No one is ready to call the Atlanta real estate market healthy, but data shows one segment that appears to be. Data indicates that sellers now have the upper hand in the under-$100K market and most of the under-$200K market as well. This is due primarily to the influence of "distressed sales" (i.e. foreclosures and short sales), the return of investors and continual low interest rates.
Chartmasters Services, LLC reports that distressed sales comprised 42.5% of all transactions for 1st qtr 2012. For 2011, they ranged from 38.9% to 42.5%, the latter being the same for both the '11 and '12 Q1's. Dunwoody had the lowest presence at 8.1%, followed by Buckhead at 14.6%. Highest honors go to SE Gwinnett County at 66.1% followed by NE Forsyth County with 58.0%.

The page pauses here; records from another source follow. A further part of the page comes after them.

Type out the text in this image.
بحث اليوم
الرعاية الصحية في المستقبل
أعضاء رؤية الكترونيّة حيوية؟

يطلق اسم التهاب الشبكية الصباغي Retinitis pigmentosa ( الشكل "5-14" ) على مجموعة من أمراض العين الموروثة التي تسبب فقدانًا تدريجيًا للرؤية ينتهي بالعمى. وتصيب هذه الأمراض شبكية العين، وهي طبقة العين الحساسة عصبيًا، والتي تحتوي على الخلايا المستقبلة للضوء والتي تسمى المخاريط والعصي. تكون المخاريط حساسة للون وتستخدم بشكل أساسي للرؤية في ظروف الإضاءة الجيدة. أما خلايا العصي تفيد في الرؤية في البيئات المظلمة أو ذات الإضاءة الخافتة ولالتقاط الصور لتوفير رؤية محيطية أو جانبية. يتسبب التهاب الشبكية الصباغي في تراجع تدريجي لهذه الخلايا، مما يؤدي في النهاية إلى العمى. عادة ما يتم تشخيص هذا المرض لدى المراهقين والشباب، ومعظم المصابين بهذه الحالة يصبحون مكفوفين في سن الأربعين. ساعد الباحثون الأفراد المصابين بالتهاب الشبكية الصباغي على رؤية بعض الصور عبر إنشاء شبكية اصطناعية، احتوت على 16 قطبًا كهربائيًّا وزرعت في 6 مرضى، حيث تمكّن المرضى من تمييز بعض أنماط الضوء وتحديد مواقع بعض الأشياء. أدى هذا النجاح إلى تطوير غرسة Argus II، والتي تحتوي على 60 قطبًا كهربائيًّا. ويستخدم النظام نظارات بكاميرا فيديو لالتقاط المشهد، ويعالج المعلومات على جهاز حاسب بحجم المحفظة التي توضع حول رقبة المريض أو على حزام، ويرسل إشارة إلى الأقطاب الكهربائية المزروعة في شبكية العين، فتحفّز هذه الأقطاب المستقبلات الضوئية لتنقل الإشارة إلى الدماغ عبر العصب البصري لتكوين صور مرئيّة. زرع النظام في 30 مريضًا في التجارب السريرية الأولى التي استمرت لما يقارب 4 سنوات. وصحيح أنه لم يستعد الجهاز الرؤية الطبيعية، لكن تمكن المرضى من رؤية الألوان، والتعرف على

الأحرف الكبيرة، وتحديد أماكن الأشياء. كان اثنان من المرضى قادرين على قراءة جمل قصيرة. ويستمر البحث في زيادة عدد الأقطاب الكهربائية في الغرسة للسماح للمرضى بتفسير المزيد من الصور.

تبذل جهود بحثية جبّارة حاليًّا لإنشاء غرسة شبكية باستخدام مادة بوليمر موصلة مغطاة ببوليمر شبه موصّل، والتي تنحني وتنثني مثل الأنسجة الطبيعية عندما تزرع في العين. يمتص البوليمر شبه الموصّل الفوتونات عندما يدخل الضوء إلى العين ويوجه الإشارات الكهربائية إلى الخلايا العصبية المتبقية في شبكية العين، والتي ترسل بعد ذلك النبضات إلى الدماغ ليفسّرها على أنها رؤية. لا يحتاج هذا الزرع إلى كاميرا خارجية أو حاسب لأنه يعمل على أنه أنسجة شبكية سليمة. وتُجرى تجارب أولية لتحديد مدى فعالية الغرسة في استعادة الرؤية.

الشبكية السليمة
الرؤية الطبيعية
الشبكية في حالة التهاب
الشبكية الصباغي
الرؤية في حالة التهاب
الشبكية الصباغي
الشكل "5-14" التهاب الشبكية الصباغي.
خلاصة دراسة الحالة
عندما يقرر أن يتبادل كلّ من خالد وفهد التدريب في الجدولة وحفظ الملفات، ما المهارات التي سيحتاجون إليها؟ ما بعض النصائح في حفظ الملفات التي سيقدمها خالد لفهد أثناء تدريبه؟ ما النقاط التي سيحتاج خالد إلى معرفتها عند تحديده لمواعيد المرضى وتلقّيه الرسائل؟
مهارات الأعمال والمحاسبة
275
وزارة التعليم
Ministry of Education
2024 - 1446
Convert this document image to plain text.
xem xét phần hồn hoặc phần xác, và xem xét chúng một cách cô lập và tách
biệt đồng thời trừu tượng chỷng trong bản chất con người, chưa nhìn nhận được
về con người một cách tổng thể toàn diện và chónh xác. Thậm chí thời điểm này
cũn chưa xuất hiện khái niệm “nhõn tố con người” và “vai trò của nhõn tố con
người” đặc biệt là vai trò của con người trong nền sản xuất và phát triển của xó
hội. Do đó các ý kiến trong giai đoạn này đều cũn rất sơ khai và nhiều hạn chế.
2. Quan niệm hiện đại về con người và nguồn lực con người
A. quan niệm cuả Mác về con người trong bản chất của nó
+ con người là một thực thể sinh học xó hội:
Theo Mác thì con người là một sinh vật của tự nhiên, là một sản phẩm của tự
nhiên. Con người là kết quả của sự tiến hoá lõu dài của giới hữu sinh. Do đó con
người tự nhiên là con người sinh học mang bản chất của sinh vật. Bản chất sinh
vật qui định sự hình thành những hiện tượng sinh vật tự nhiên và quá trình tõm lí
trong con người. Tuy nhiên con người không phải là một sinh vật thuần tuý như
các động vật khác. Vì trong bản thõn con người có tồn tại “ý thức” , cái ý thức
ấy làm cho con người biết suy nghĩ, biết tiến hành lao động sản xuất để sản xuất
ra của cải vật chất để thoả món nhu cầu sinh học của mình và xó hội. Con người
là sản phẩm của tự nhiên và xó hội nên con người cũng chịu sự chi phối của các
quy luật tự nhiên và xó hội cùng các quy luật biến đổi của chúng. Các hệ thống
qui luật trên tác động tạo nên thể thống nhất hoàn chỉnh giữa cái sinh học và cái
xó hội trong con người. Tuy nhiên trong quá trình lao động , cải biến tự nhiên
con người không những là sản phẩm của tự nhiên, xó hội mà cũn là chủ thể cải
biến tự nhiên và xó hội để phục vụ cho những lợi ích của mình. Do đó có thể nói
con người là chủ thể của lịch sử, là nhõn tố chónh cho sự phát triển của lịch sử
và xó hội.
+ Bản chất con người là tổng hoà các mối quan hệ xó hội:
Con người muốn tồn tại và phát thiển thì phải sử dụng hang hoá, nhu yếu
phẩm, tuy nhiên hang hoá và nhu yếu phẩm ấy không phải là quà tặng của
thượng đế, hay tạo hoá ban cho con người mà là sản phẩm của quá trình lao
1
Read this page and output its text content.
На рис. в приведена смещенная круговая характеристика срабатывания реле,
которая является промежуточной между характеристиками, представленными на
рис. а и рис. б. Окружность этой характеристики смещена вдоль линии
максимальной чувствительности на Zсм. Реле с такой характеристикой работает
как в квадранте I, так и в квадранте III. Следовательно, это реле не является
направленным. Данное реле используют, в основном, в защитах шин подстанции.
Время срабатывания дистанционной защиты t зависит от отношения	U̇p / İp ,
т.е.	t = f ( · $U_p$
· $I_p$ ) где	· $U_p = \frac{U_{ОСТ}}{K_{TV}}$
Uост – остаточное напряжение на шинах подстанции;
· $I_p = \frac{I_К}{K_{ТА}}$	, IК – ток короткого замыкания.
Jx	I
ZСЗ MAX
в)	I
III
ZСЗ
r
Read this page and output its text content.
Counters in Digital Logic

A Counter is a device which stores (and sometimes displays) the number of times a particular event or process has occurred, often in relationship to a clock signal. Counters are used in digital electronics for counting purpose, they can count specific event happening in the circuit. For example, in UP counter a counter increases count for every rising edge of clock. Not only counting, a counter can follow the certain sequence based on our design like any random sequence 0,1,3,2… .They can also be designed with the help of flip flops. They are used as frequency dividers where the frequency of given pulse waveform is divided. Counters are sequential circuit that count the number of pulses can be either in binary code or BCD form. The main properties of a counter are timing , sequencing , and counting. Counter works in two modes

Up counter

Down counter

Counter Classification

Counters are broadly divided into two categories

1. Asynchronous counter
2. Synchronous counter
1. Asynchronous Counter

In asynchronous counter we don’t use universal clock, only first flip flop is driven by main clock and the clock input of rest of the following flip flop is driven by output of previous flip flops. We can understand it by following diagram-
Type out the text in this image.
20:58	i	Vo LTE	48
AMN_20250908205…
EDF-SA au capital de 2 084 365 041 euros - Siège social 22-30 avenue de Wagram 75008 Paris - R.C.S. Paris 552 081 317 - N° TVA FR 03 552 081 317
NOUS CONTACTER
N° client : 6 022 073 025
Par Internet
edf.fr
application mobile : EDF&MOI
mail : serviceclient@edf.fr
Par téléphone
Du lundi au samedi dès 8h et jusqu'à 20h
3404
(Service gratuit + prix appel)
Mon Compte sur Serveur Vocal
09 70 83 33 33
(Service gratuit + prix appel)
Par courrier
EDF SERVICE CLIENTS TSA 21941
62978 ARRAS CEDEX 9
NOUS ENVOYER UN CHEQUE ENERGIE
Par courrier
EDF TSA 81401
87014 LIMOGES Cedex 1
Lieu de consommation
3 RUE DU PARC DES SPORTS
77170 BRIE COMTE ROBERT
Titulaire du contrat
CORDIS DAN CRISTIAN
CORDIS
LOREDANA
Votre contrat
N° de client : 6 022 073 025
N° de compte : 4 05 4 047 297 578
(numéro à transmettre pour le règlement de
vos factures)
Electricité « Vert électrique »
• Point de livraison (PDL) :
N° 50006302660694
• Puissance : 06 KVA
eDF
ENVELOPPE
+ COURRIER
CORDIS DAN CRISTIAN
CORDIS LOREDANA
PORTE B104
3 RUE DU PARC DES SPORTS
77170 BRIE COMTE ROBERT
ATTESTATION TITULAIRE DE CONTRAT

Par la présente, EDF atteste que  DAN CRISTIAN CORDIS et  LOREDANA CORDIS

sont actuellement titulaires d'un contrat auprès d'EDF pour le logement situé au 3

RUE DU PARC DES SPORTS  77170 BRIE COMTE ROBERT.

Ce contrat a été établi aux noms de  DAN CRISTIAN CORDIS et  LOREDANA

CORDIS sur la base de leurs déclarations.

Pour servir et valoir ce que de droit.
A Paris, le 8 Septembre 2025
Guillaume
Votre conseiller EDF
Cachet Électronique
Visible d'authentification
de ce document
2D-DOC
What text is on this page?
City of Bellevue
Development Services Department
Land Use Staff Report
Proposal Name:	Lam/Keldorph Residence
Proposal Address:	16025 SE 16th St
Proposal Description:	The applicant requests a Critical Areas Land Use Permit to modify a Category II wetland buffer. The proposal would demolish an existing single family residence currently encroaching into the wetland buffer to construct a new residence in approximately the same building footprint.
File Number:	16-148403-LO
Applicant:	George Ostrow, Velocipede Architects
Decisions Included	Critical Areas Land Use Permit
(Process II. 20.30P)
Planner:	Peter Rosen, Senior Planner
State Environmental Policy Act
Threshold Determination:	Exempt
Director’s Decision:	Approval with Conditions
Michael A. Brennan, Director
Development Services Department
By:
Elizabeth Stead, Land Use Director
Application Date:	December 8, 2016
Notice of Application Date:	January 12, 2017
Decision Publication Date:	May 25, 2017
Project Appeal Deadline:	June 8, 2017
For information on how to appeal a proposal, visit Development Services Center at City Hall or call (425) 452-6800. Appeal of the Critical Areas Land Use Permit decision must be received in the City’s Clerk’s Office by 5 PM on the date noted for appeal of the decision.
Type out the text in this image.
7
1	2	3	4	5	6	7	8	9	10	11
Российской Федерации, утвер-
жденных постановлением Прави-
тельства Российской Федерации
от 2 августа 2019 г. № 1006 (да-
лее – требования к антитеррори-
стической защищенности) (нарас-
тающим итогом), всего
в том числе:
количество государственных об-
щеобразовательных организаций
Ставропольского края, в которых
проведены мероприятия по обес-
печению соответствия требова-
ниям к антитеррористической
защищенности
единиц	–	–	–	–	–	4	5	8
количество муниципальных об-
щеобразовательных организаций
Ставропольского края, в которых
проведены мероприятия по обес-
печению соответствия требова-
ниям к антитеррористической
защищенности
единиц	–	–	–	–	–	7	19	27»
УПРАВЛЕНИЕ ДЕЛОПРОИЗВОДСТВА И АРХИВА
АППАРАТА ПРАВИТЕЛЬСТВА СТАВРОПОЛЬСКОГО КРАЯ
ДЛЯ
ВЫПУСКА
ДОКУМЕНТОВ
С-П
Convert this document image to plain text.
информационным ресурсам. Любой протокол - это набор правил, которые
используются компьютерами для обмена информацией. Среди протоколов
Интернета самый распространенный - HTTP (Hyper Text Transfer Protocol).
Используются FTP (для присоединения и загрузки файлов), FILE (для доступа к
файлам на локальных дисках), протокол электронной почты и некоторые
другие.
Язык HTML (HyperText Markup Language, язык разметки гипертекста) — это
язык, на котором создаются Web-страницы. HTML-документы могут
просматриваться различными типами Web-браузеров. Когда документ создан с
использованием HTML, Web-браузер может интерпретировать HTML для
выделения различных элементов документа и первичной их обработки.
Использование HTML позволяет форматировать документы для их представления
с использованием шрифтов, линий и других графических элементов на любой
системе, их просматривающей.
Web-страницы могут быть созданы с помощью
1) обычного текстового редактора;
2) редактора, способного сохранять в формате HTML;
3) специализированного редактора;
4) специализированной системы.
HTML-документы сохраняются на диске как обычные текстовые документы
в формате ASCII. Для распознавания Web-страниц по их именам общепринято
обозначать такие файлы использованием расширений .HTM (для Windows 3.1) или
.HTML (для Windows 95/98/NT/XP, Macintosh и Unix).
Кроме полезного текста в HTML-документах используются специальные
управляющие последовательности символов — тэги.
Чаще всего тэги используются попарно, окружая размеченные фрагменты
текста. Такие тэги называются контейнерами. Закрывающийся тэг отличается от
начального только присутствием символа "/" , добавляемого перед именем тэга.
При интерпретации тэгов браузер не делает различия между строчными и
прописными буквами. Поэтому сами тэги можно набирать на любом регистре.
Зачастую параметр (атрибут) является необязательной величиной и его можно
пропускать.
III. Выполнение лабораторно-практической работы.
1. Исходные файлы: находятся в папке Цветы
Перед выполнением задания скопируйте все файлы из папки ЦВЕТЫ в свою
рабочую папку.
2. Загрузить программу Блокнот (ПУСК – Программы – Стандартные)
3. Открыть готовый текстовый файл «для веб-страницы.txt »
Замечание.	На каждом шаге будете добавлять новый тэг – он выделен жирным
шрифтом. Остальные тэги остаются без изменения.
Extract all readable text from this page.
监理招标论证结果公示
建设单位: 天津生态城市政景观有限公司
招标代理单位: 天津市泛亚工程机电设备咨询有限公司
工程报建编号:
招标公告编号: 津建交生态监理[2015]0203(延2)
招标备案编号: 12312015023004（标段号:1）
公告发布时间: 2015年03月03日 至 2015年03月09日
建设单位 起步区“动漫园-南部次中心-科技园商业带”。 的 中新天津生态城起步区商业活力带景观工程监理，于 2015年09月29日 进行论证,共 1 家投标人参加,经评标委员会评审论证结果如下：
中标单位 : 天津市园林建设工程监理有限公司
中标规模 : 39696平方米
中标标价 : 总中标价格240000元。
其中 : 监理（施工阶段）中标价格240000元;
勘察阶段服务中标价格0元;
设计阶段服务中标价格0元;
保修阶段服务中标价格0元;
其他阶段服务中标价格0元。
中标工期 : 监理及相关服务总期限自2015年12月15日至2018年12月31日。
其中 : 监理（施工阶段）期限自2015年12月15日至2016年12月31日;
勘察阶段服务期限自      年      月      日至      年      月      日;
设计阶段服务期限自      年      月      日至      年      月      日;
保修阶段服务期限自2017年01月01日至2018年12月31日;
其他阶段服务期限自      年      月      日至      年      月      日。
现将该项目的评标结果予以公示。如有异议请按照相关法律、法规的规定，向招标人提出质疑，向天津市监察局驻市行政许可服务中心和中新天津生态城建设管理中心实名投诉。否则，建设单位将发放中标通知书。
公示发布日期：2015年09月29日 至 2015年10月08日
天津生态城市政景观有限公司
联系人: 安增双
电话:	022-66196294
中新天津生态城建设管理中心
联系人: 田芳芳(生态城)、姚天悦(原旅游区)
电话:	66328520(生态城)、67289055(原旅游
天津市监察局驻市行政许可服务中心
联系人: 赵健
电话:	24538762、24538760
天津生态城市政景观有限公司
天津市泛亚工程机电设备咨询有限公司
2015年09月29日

Perhaps unsurprisingly, almost 58% of Atlanta area sales under $100K were distressed. Between 100K-199K, 41.8% of sales were considered distressed. But every price point was affected, 20% of sales over $1M were distressed. The $100-$200k market is most active with first time buyers- 70.4% of ALL sales that occurred in the 1st quarter of 2012 were under $200K. This is likely due to increasing rents and exceptionally low interest rates, which are leading some folks to cautiously enter the market.
Lower prices make for increased activity and sales in Q1 2012 were up 17.1% from the same time last year, and up 23.3% from 2010. The sub-$100K segment increased 30.6% as buyers focused on distressed inventory. This, however, is a double-edged sword, as an increase in the lower-priced sales results in a continual drop in median sale prices, something the national media loves to remind us of.
Data shows that we have moved into a “seller’s market” sub-$100K for both distressed and “normal” homes and for distressed homes under $200K. This is where the majority of activity is with multiple offers, over-list price contracts and quick closings the norm. The major advantage that opportunistic Atlanta home buyers enjoyed over the last several years appears over, at least at this price point. Whether or not the stability at the ground floor can jump start other positive movement remains to be seen, but this seems at least a move in the right direction.